L’onorevole Dafne Musolino (senatrice di Italia Viva) non ha presentato una mozione di censura in senso stretto (strumento tipico dei consigli regionali o delle camere), ma ha avviato un durissimo attacco politico e istituzionale contro l’assessora regionale al Turismo della Sicilia, Elvira Amata, attraverso un’interrogazione al Senato presentata intorno al 18 aprile 2026.

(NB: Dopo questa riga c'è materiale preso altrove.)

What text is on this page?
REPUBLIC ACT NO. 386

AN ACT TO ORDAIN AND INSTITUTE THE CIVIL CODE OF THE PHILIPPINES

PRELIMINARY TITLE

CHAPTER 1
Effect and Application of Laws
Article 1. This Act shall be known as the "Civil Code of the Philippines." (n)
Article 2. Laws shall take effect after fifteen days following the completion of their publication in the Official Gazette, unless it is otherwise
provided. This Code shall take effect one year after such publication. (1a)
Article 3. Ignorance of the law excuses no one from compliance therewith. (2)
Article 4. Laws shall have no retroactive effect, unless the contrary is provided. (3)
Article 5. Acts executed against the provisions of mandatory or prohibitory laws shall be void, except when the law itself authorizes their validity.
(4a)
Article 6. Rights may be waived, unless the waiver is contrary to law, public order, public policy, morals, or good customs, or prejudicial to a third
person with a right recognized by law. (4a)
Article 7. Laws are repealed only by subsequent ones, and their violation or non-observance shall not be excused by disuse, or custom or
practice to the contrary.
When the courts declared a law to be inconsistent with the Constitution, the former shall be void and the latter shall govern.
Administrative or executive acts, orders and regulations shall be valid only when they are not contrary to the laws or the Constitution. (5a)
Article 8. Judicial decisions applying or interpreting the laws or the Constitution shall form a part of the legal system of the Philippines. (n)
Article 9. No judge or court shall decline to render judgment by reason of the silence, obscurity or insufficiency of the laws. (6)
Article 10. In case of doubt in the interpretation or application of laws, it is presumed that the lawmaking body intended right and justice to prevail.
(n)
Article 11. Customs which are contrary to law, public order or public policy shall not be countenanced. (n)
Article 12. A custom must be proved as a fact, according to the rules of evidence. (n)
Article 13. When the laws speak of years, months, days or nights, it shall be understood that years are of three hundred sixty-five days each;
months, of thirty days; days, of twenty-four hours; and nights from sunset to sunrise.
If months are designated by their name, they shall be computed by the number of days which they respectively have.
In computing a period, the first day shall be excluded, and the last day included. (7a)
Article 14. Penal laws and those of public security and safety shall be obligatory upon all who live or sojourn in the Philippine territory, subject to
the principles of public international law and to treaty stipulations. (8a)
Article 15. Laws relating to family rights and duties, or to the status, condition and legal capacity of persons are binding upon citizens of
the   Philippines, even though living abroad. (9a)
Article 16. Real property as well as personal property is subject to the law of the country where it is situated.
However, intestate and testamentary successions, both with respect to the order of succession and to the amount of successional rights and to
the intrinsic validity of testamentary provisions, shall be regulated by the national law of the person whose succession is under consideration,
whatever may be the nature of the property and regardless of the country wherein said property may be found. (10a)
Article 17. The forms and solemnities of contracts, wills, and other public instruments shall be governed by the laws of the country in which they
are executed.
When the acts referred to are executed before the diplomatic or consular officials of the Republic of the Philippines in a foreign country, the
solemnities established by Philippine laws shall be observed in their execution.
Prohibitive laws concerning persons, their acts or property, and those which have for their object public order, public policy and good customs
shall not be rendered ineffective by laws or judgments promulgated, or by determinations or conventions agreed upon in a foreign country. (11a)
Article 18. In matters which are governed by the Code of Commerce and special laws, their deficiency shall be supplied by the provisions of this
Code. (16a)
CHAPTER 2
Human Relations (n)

L’interrogazione al Senato
La Musolino ha depositato un atto ispettivo per fare luce sulla gestione dei fondi e delle procedure dell’Assessorato regionale al Turismo. L’attacco riguarda quella che viene definita una “gestione opaca” dell’assessorato, con particolare riferimento a presunte irregolarità o inefficienze nell’uso di risorse pubbliche per la promozione turistica.
Nello stesso periodo, i deputati del Movimento 5 Stelle e Ismaele La Vardera hanno depositato formalmente all’Assemblea Regionale Siciliana (ARS) una mozione di censura contro l’assessora Amata, chiedendone di fatto le dimissioni per aver “mal espletato le funzioni connesse al suo ruolo”. La senatrice Musolino ha espresso la necessità di chiarire i criteri di assegnazione di ingenti somme di denaro, sottolineando come la gestione del turismo siciliano sia finita, in questi mesi, sotto i riflettori non solo della politica ma anche della cronaca.